The European Capital Market Union
Only two years ago the European Union adopted two regulations that serve as the pillars of the European Banking Union. In October 2015, the Commission launched an ambitious plan to establish a European Capital Market Union until 2019. Although both “unions” go in the same direction – an even more integrated and centralized European financial market – and use the same institutional instruments, they are based on a different motivation.
By Peter Sester (Reference: CapLaw-2015-56)
While the Banking Union and its two pillars, the Single Supervisory Mechanism Regulation and the Single Resolution Mechanism, are characterized by a highly risk-adverse, if not overshooting, post-crisis driven motivation, the European Commission finally seems to realize that competitive financial markets and a regulatory framework that is more friendly to risk taking is absolutely necessary to inject the desperately needed oxygen into the economy of the EU member states, particularly but not only in the Mediterranean.
For the first time since the Financial Service Action Plan of 1999 the European Commission addresses the task to build a fully integrated European capital market capable of competing with leading international financial markets, particularly the ones in the US. Therefore, re-calibration of over-risk-averse banking regulation is proposed with regard to specific sectors of the financial market: securitization and infrastructure finance in particular. Further objectives of the Action Plan on Building a Capital Market Union are:
- growth and attractiveness of the European capital market (and its corporate sector) for investors from third countries,
- coming closer to the depth and structure of the US capital market, which is considered as benchmark,
- facilitating larger volumes of direct financing through public markets (stocks and bonds), and
- enhancing the importance of investment capital and private placement.
The first steps in this direction are a regulation laying down common rules on securitization and creating a European framework for simple, transparent and standardized securitization and a revision of the Prospectus Directive. The (final) proposal of the Securitization Regulation was already published by the European Commission; the proposal of the Prospectus Directive is expected to be published in November or December. The latter will lead to a kind of de-regulation, or in the wording of the Action Plan on Building a Capital Markets Union: “This will update when a prospectus is needed, streamline the information required and the approval process, and create a genuinely proportionate regime for SMEs to draw up a prospectus and access capital markets.”

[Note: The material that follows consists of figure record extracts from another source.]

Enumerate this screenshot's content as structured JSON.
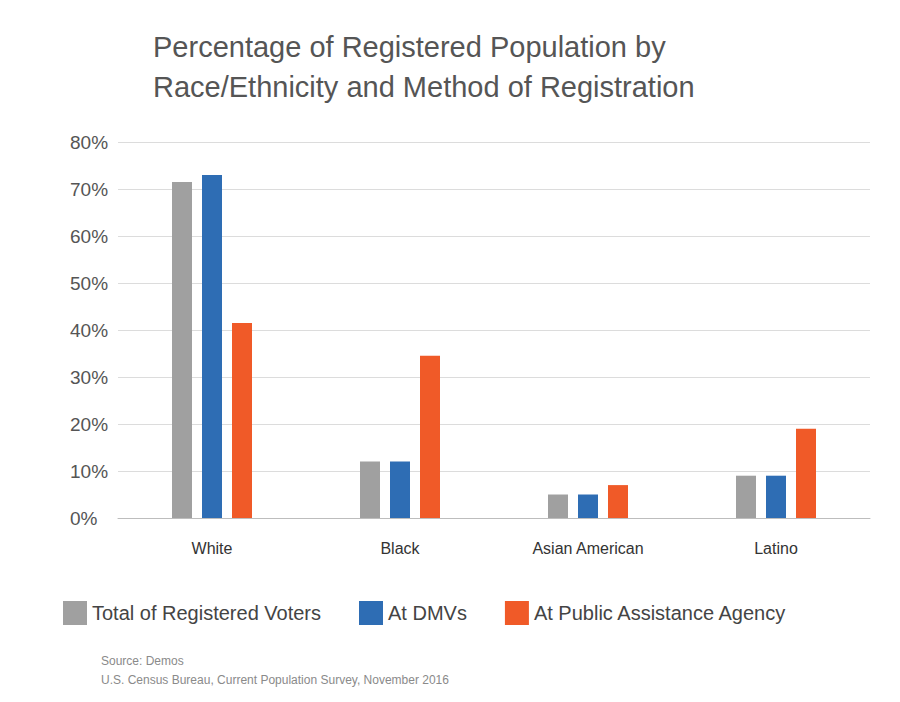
{
  "chart_data": {
    "type": "bar",
    "title": "Percentage of Registered Population by\nRace/Ethnicity and Method of Registration",
    "source": [
      "Source: Demos",
      "U.S. Census Bureau, Current Population Survey, November 2016"
    ],
    "categories": [
      "White",
      "Black",
      "Asian American",
      "Latino"
    ],
    "series": [
      {
        "name": "Total of Registered Voters",
        "color": "#a0a0a0",
        "values": [
          71.5,
          12,
          5,
          9
        ]
      },
      {
        "name": "At DMVs",
        "color": "#2e6db4",
        "values": [
          73,
          12,
          5,
          9
        ]
      },
      {
        "name": "At Public Assistance Agency",
        "color": "#f05a28",
        "values": [
          41.5,
          34.5,
          7,
          19
        ]
      }
    ],
    "ylim": [
      0,
      80
    ],
    "yticks": [
      {
        "value": 0,
        "label": "0%"
      },
      {
        "value": 10,
        "label": "10%"
      },
      {
        "value": 20,
        "label": "20%"
      },
      {
        "value": 30,
        "label": "30%"
      },
      {
        "value": 40,
        "label": "40%"
      },
      {
        "value": 50,
        "label": "50%"
      },
      {
        "value": 60,
        "label": "60%"
      },
      {
        "value": 70,
        "label": "70%"
      },
      {
        "value": 80,
        "label": "80%"
      }
    ],
    "grid": true,
    "legend": "bottom"
  }
}
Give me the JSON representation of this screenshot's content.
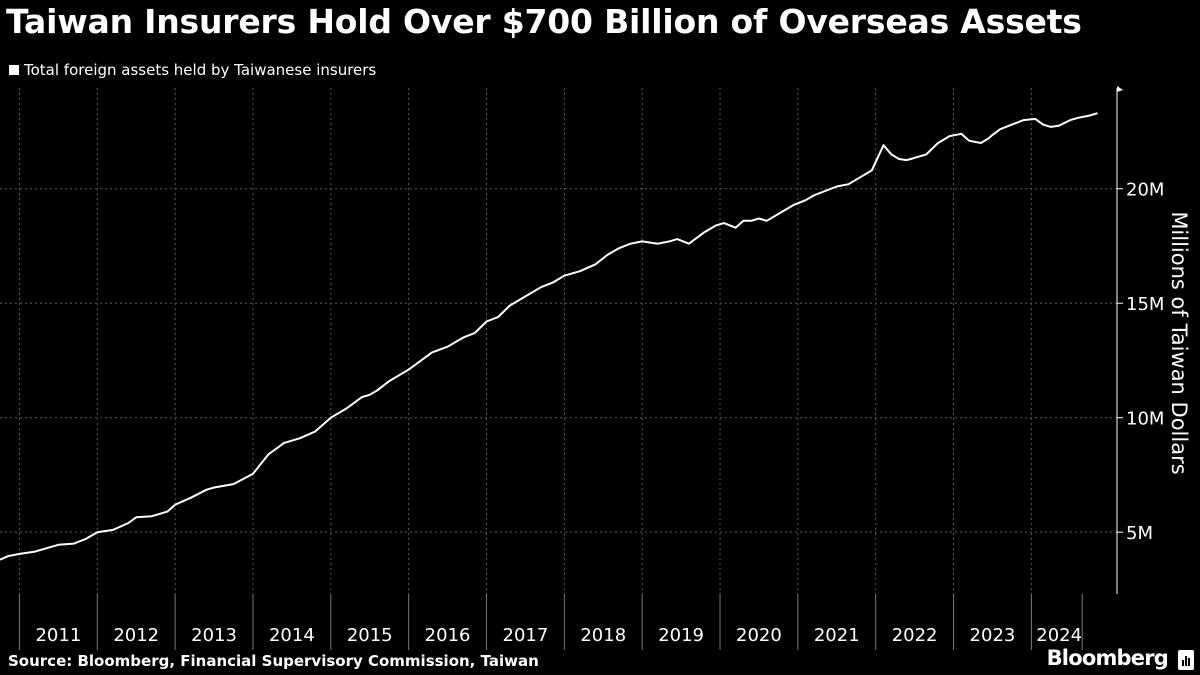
{
  "title": "Taiwan Insurers Hold Over $700 Billion of Overseas Assets",
  "source": "Source: Bloomberg, Financial Supervisory Commission, Taiwan",
  "brand": "Bloomberg",
  "colors": {
    "background": "#000000",
    "line": "#ffffff",
    "grid": "#5a5a5a",
    "text": "#ffffff"
  },
  "chart_data": {
    "type": "line",
    "title": "Taiwan Insurers Hold Over $700 Billion of Overseas Assets",
    "xlabel": "",
    "ylabel": "Millions of Taiwan Dollars",
    "legend_position": "top-left",
    "grid": true,
    "x_unit": "year",
    "xlim": [
      2010.75,
      2025.1
    ],
    "ylim": [
      2300000,
      24400000
    ],
    "x_tick_labels": [
      "2011",
      "2012",
      "2013",
      "2014",
      "2015",
      "2016",
      "2017",
      "2018",
      "2019",
      "2020",
      "2021",
      "2022",
      "2023",
      "2024"
    ],
    "y_ticks": [
      5000000,
      10000000,
      15000000,
      20000000
    ],
    "y_tick_labels": [
      "5M",
      "10M",
      "15M",
      "20M"
    ],
    "series": [
      {
        "name": "Total foreign assets held by Taiwanese insurers",
        "x": [
          2010.75,
          2010.85,
          2011.0,
          2011.2,
          2011.4,
          2011.5,
          2011.7,
          2011.85,
          2012.0,
          2012.2,
          2012.4,
          2012.5,
          2012.7,
          2012.9,
          2013.0,
          2013.2,
          2013.4,
          2013.5,
          2013.75,
          2014.0,
          2014.2,
          2014.4,
          2014.6,
          2014.8,
          2015.0,
          2015.2,
          2015.4,
          2015.5,
          2015.6,
          2015.75,
          2015.9,
          2016.0,
          2016.2,
          2016.3,
          2016.5,
          2016.7,
          2016.85,
          2017.0,
          2017.15,
          2017.3,
          2017.5,
          2017.7,
          2017.85,
          2018.0,
          2018.2,
          2018.4,
          2018.55,
          2018.7,
          2018.85,
          2019.0,
          2019.2,
          2019.35,
          2019.45,
          2019.6,
          2019.8,
          2019.95,
          2020.05,
          2020.2,
          2020.3,
          2020.4,
          2020.5,
          2020.6,
          2020.8,
          2020.95,
          2021.1,
          2021.2,
          2021.35,
          2021.5,
          2021.65,
          2021.8,
          2021.95,
          2022.1,
          2022.2,
          2022.3,
          2022.4,
          2022.45,
          2022.55,
          2022.65,
          2022.8,
          2022.95,
          2023.1,
          2023.2,
          2023.35,
          2023.45,
          2023.5,
          2023.6,
          2023.75,
          2023.9,
          2024.05,
          2024.15,
          2024.25,
          2024.35,
          2024.5,
          2024.6,
          2024.75,
          2024.85
        ],
        "values": [
          3800000,
          3950000,
          4050000,
          4150000,
          4350000,
          4450000,
          4500000,
          4700000,
          5000000,
          5100000,
          5400000,
          5650000,
          5700000,
          5900000,
          6200000,
          6500000,
          6850000,
          6950000,
          7100000,
          7550000,
          8400000,
          8900000,
          9100000,
          9400000,
          10000000,
          10400000,
          10900000,
          11000000,
          11200000,
          11600000,
          11900000,
          12100000,
          12600000,
          12850000,
          13100000,
          13500000,
          13700000,
          14200000,
          14400000,
          14900000,
          15300000,
          15700000,
          15900000,
          16200000,
          16400000,
          16700000,
          17100000,
          17400000,
          17600000,
          17700000,
          17600000,
          17700000,
          17800000,
          17600000,
          18100000,
          18400000,
          18500000,
          18300000,
          18600000,
          18600000,
          18700000,
          18600000,
          19000000,
          19300000,
          19500000,
          19700000,
          19900000,
          20100000,
          20200000,
          20500000,
          20800000,
          21900000,
          21500000,
          21300000,
          21250000,
          21300000,
          21400000,
          21500000,
          22000000,
          22300000,
          22400000,
          22100000,
          22000000,
          22200000,
          22350000,
          22600000,
          22800000,
          23000000,
          23050000,
          22800000,
          22700000,
          22750000,
          23000000,
          23100000,
          23200000,
          23300000
        ]
      }
    ]
  }
}
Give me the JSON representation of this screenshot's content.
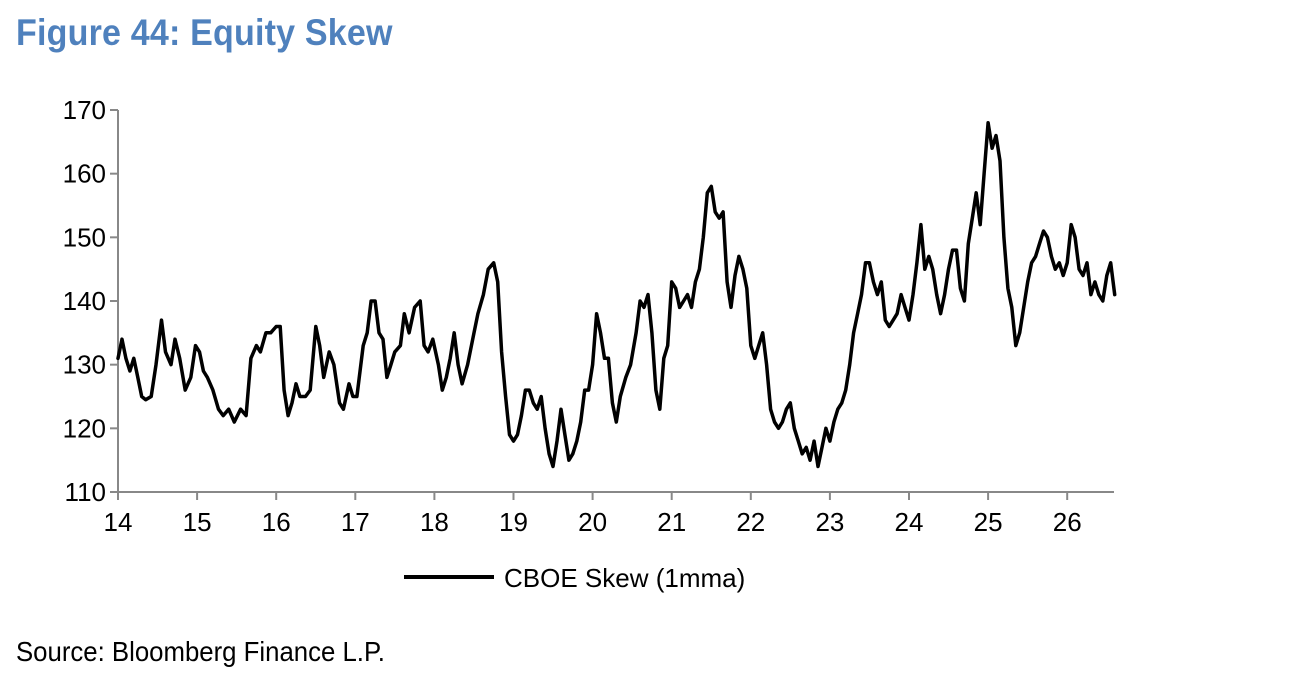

However, at least from an institutional perspective (using the term in the sense of New Institutional Economics), these new legislative proposals do not mark the real start of the European Capital Market Union. In fact, the process already started in the aftermath of the financial crisis when the European legislator realized that the effectiveness of its traditional approach – building on (so-called full-harmonization) directives and a coordination of national supervisory bodies – to the task of creating a fully integrated market had come to its limits if not failed. Starting with the Regulation of Credit Rating Agencies in 2009, followed by EMIR in 2012 and MiFIR (plus MiFID II) as well as MAR in 2014 the European legislators clearly favors regulations over directives. Furthermore CESR was upgraded to a permanent “water and bricks” institution, which subsequently has been granted and will be granted more and more power vis-à-vis national securities and/or financial regulators.
This shift towards regulations and European authorities (ESMA, EBA and EIPO) is much more than a mere technical (“legalistic”) and bureaucratic modification of the familiar path. In contrast, this paradigm change will among others lead (at least in the medium-run) to a significant change in the legal consulting industry, just like in the area of antitrust law where Brussels is THE center of European antitrust lawyers, a few clusters for banking and securities lawyers will emerge. From a Swiss perspective, this change offers opportunities and possesses challenges. Challenges emerge particularly for the traditional Swiss strategy to gain access to EU markets: the autonomous implementation (autonomer Nachvollzug), which is perfectly coherent with directives but not regulations. Opportunities arise for Swiss lawyers, because when facing EU regulations instead of transposed directives (consequently national law) there is no longer a substantial reason (missing bar admission/formal qualification and increased liability risks) why Swiss finance lawyers should not offer legal advice on subjects falling within the scope of an EU regulation – provided that they invest in the building of the respective competence.